Jasper, Elmer, and Rick trek through the woods until they reach the Bigfoot lair. "Dad" Bigfoot is gassed by Rick's bikers, and as planned gets put on display in Jasper's previously mentioned freak show. As it turns out, he is able to escape captivity rather quickly, while in the process stepping on local drunk, "Lucky Bob", killing him. "Dad" Bigfoot goes on a rampage through the town before finally returning to his cave. There, he eventually gets blown up by one of Rick's dynamite-wielding bikers.

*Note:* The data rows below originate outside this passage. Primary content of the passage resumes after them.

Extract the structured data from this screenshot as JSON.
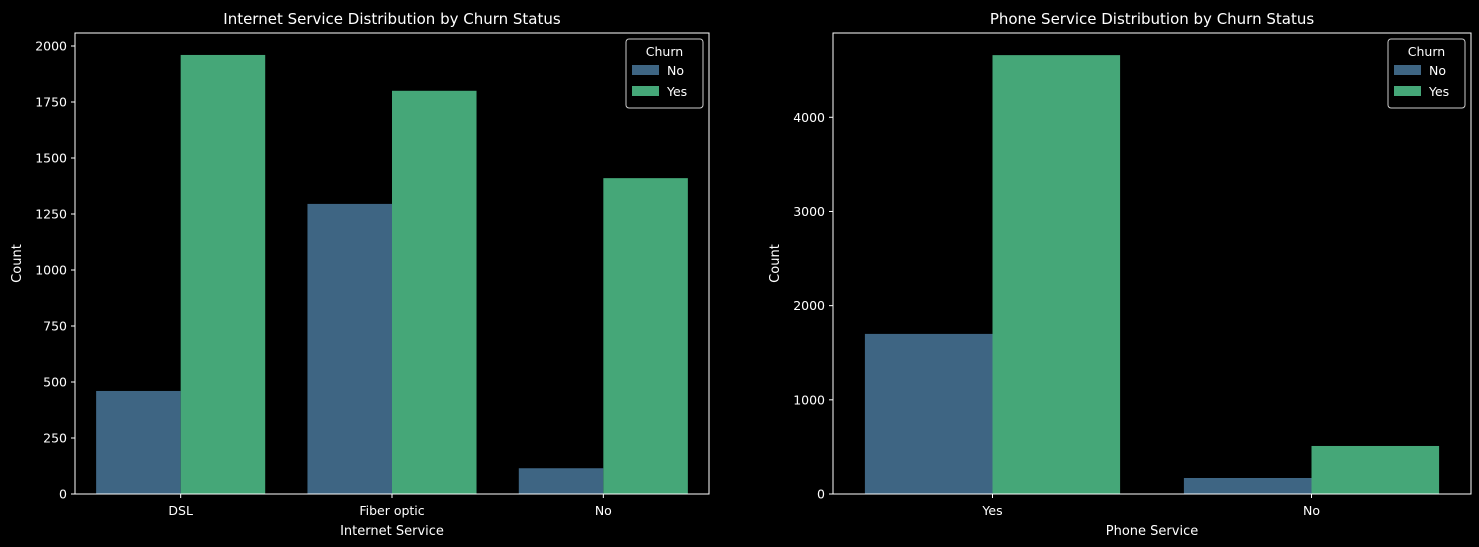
{
  "colors": {
    "background": "#000000",
    "axis": "#ffffff",
    "series_no": "#3e6583",
    "series_yes": "#45a778",
    "legend_bg": "#000000",
    "legend_border": "#cccccc"
  },
  "chart_data": [
    {
      "type": "bar",
      "title": "Internet Service Distribution by Churn Status",
      "xlabel": "Internet Service",
      "ylabel": "Count",
      "categories": [
        "DSL",
        "Fiber optic",
        "No"
      ],
      "series": [
        {
          "name": "No",
          "values": [
            460,
            1295,
            115
          ]
        },
        {
          "name": "Yes",
          "values": [
            1960,
            1800,
            1410
          ]
        }
      ],
      "ylim": [
        0,
        2058
      ],
      "yticks": [
        0,
        250,
        500,
        750,
        1000,
        1250,
        1500,
        1750,
        2000
      ],
      "legend": {
        "title": "Churn",
        "placement": "top-right"
      },
      "grid": false
    },
    {
      "type": "bar",
      "title": "Phone Service Distribution by Churn Status",
      "xlabel": "Phone Service",
      "ylabel": "Count",
      "categories": [
        "Yes",
        "No"
      ],
      "series": [
        {
          "name": "No",
          "values": [
            1700,
            170
          ]
        },
        {
          "name": "Yes",
          "values": [
            4660,
            510
          ]
        }
      ],
      "ylim": [
        0,
        4895
      ],
      "yticks": [
        0,
        1000,
        2000,
        3000,
        4000
      ],
      "legend": {
        "title": "Churn",
        "placement": "top-right"
      },
      "grid": false
    }
  ]
}
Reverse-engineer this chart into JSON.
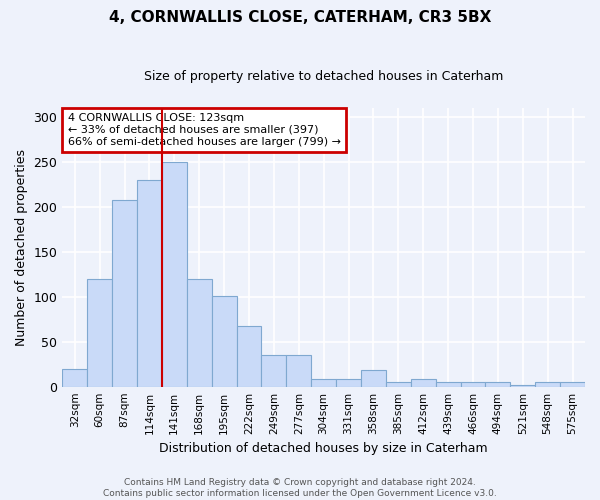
{
  "title": "4, CORNWALLIS CLOSE, CATERHAM, CR3 5BX",
  "subtitle": "Size of property relative to detached houses in Caterham",
  "xlabel": "Distribution of detached houses by size in Caterham",
  "ylabel": "Number of detached properties",
  "bar_labels": [
    "32sqm",
    "60sqm",
    "87sqm",
    "114sqm",
    "141sqm",
    "168sqm",
    "195sqm",
    "222sqm",
    "249sqm",
    "277sqm",
    "304sqm",
    "331sqm",
    "358sqm",
    "385sqm",
    "412sqm",
    "439sqm",
    "466sqm",
    "494sqm",
    "521sqm",
    "548sqm",
    "575sqm"
  ],
  "bar_values": [
    20,
    120,
    207,
    230,
    250,
    120,
    101,
    68,
    35,
    35,
    8,
    8,
    18,
    5,
    8,
    5,
    5,
    5,
    2,
    5,
    5
  ],
  "bar_color": "#c9daf8",
  "bar_edgecolor": "#7fa8d0",
  "vline_color": "#cc0000",
  "annotation_text": "4 CORNWALLIS CLOSE: 123sqm\n← 33% of detached houses are smaller (397)\n66% of semi-detached houses are larger (799) →",
  "annotation_box_color": "#ffffff",
  "annotation_box_edgecolor": "#cc0000",
  "ylim": [
    0,
    310
  ],
  "yticks": [
    0,
    50,
    100,
    150,
    200,
    250,
    300
  ],
  "footnote": "Contains HM Land Registry data © Crown copyright and database right 2024.\nContains public sector information licensed under the Open Government Licence v3.0.",
  "background_color": "#eef2fb",
  "plot_background": "#eef2fb",
  "grid_color": "#ffffff",
  "title_fontsize": 11,
  "subtitle_fontsize": 9
}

His freak show prize now lost to him, Jasper paraphrases a line of dialog from the original King Kong (1933): "It was beauty that did him in". With "Dad" Bigfoot now dead, everybody returns to their normal lives.

==Cast==
- John Carradine as Jasper B. Hawks
- Joi Lansing as Joi Landis
- Judy Jordan as Chris
- John Mitchum as Elmer Briggs
- James Craig as Cyrus
- Christopher Mitchum as Rick
- Joy Wilkerson as Peggy
- Lindsay Crosby as "Wheels"
- Ken Maynard as Mr. Bennett
- Dorothy Keller as Nellie Bennett
- Garrick Hobson as Professor Blackthorne
- Doodles Weaver as Forest Ranger
- James Stellar as Bigfoot: "The Eighth Wonder Of The World"

==Production==

Portions of Bigfoot were shot in mountain wilderness locations in northern California where some Sasquatch sightings have been reported over the years. Other outdoor scenes were shot at Tehachapi Mountains, California, while other scenes were shot indoors using sets on a sound stage.
Bigfoot was a typical example of the low-budget feature films that emerged in the 1970s.

For both Joi Lansing and western star Ken Maynard, Bigfoot marked their final screen roles.

==Reception==

Film critic Roger Ebert wrote sarcastically in his film review: "The cast alone convinced me. Let me put it as simply as I can: If you have ever wanted to see a movie starring John Carradine, Joi Lansing, Lindsay Crosby, Chris Mitchum, and Ken Maynard, then Big Foot is almost certainly going to be your only chance. Not since Joan Crawford starred in Trog has there been such an opportunity". On his website Fantastic Movie Musings and Ramblings, Dave Sindelar wrote, "It's got more than its share of dull, boring sequences, especially the endless scenes of the bikers tooling around, but I have to admit to finding this one a little irresistible".

Every 70s Movie, a blog which reviews movies of the 70s, noted: “Bigfoot is a truly awful movie, combining a doofus storyline with shoddy production values and terrible acting, but it’s arresting in a fever-dream sort of way … Bigfoot creatures get more screen time here than in virtually any other ‘70s Sasquatch movie, which is not a good thing—prolonged exposure highlights the bad costumes.”